Tüm bu saldırılar aynı zamanda Hamas’ın Kahire, Amman, San’a, Beyrut, Şam, Ankara, İstanbul ve daha nice dünya şehrinde popüleritesinin artması anlamına gelmektedir. Abbas'ın ve Mübarek'in saldırılar sonrası Hamas’ı sorumlu olarak göstermesine atıfta bulunan Mısırlı yazar Fehmi Huveydi Arap devletlerinin yaptıkları açıklamalarla ‘oyunu’ artık açıktan oynamaya başladıklarını söylemektedir.[1] Devam eden saldırılar sonucu Hamas’ın ve Gazzelilerin vereceği kayıplara rağmen, Mahmud Abbas da dahil, bölgedeki Batı ile müttefiklik ilşkisi olan ılımlı(mu’tedil) hükümet liderleri ve grupların söylemlerinin zayıflayacağı söylenebilir. Yaşananlara rağmen Arap liderlerinin genelde temkinli bir şeklide konuştuğu ve önceki gün başlayan kara operasyonu sonrası düşük tonda İsrail’i eleştirdiğini görülmektedir. Hatta Abbas dahi kendisini haklı çıkarma çabası ile biz Hamas’ı daha önce uyarmıştık beyanından daha fazlasını söylememektedir. Arapça yayın yapan Katar merkezli El-Cezire televizyonu Arap dünyasında ulusal televizyonlardan daha fazla rağbet gördüğü için, Gazze haberleri de bu kanaldan izlenmektedir. Saldırıların ilk gününün akşamı El-Cezire kanalına konuk olan Hamas’ın Suriye’de bulunan siyasi kanat lideri Halid Meşal üçüncü bir intifada çağrısında bulunarak Arap halklarının hükümetlerine baskı yapması çağrısında bulunmuş ve Mısır’ın geçmişte İsrail ile yaptığı savaşları hatırlatarak Mısırlıları hükümetlerine karşı protestoya davet etmiştir. Özellikle El-Cezire Arapça kanalında neredeyse 24 saat aralıksız verilen Filistin haberleri ile kendi hükümetlerinin televizyonlarında duyamadıklarını işiten kitleler, Arap sokaklarını doldurmaktadır. Bu yayınlar aynı zamanda sizin liderleriniz ABD ve İsrailin müttefiki anlamındadır. Ağlayan yaşlı bir kadının veya yerde şahadet getirerek ölen bir Filistinlinin görüntülerinin ard arda bu kanalda gösterilmesi de olaylara karşı hassasiyetin ve gösterilerin artmasında oldukça etkilidir.

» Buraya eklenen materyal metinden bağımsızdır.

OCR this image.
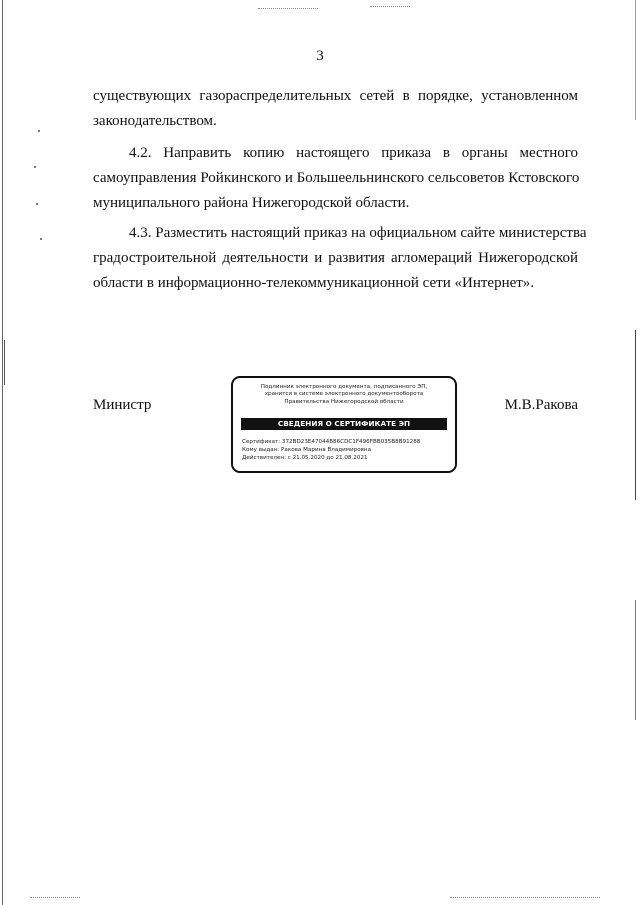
3
существующих газораспределительных сетей в порядке, установленном
законодательством.
4.2. Направить копию настоящего приказа в органы местного
самоуправления Ройкинского и Большеельнинского сельсоветов Кстовского
муниципального района Нижегородской области.
4.3. Разместить настоящий приказ на официальном сайте министерства
градостроительной деятельности и развития агломераций Нижегородской
области в информационно-телекоммуникационной сети «Интернет».
Министр	М.В.Ракова
Подлинник электронного документа, подписанного ЭП,
хранится в системе электронного документооборота
Правительства Нижегородской области
СВЕДЕНИЯ О СЕРТИФИКАТЕ ЭП
Сертификат: 372BD23E47044B86CDC1F496FBB035B8B91288
Кому выдан: Ракова Марина Владимировна
Действителен: с 21.05.2020 до 21.08.2021
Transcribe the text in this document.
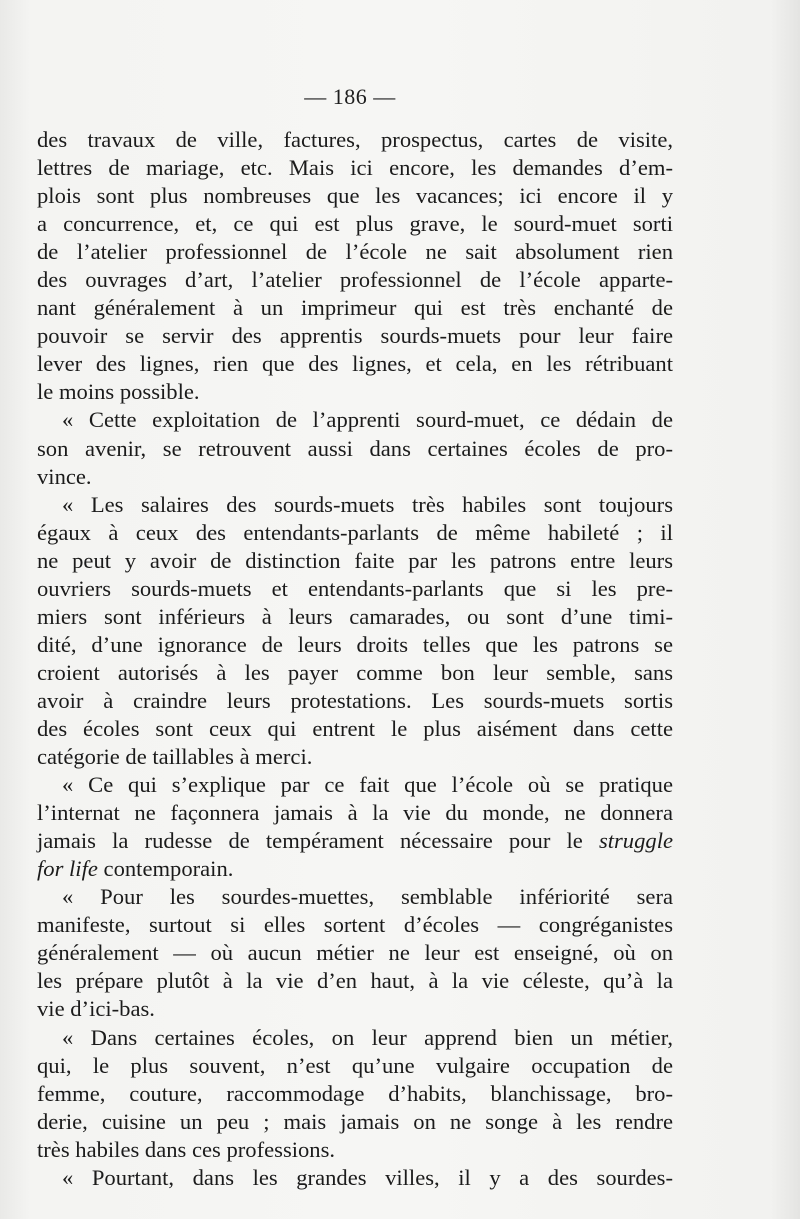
— 186 —
des travaux de ville, factures, prospectus, cartes de visite,
lettres de mariage, etc. Mais ici encore, les demandes d’em-
plois sont plus nombreuses que les vacances; ici encore il y
a concurrence, et, ce qui est plus grave, le sourd-muet sorti
de l’atelier professionnel de l’école ne sait absolument rien
des ouvrages d’art, l’atelier professionnel de l’école apparte-
nant généralement à un imprimeur qui est très enchanté de
pouvoir se servir des apprentis sourds-muets pour leur faire
lever des lignes, rien que des lignes, et cela, en les rétribuant
le moins possible.
« Cette exploitation de l’apprenti sourd-muet, ce dédain de
son avenir, se retrouvent aussi dans certaines écoles de pro-
vince.
« Les salaires des sourds-muets très habiles sont toujours
égaux à ceux des entendants-parlants de même habileté ; il
ne peut y avoir de distinction faite par les patrons entre leurs
ouvriers sourds-muets et entendants-parlants que si les pre-
miers sont inférieurs à leurs camarades, ou sont d’une timi-
dité, d’une ignorance de leurs droits telles que les patrons se
croient autorisés à les payer comme bon leur semble, sans
avoir à craindre leurs protestations. Les sourds-muets sortis
des écoles sont ceux qui entrent le plus aisément dans cette
catégorie de taillables à merci.
« Ce qui s’explique par ce fait que l’école où se pratique
l’internat ne façonnera jamais à la vie du monde, ne donnera
jamais la rudesse de tempérament nécessaire pour le struggle
for life contemporain.
« Pour les sourdes-muettes, semblable infériorité sera
manifeste, surtout si elles sortent d’écoles — congréganistes
généralement — où aucun métier ne leur est enseigné, où on
les prépare plutôt à la vie d’en haut, à la vie céleste, qu’à la
vie d’ici-bas.
« Dans certaines écoles, on leur apprend bien un métier,
qui, le plus souvent, n’est qu’une vulgaire occupation de
femme, couture, raccommodage d’habits, blanchissage, bro-
derie, cuisine un peu ; mais jamais on ne songe à les rendre
très habiles dans ces professions.
« Pourtant, dans les grandes villes, il y a des sourdes-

İsrail ve ABD müttefiki olarak görülen ülkeler İran’ın bu durumdan politik olarak yararlanmasından çekinmektedirler. Tam da Suriye ile barış görüşmelerinin başlaması ve Suriye ile muhtemel bir barışın Lübnan’da da olumlu etki yaratmasını beklenirken, İsrail saldırılarının yaşanması, Hamas taraftarlarının Mısır’dan uzaklaşarak İran ve Hizbullah bloğuna daha da yakınlaşmasına sebep olacaktır. Bu durumda Nasrallah’ın tıpkı 2006 savaşında olduğu gibi Sünni gruplar arasında etkisinin artması beklenebilir.
En fazla tepki alan ülke Mısır:
Saldırılar sonrası Arap dünyasından (liderler değil halklar tarafından) en fazla eleştiri alan liderlerin başında da Mısır Cumhurbaşkanı Hüsnü Mübarek ve Filistin yönetimi Başkanı Mahmud Abbas gelmektedir. Lübnan’dan Suriye’ye, Yemen’den Türkiye’ye kadar gösteriler yapılmış ve bu gösterilerin bazıları o ülkelerde bulunan Mısır Büyükelçilikleri önünde gerçekleştirilmiştir. Arap dünyasında ılımlı kanadın temsilcisi olarak görülen ve ikili görüşmelerde arabuluculuk rolü üstlenen Mısır hükümeti, siyasi olarak zor bir durumdadır. Şu anda yaşananlar Mısır için bekli de 2003 Irak işgalinden beri en fazla sorun yaratan dış politika gündemi olmuştur.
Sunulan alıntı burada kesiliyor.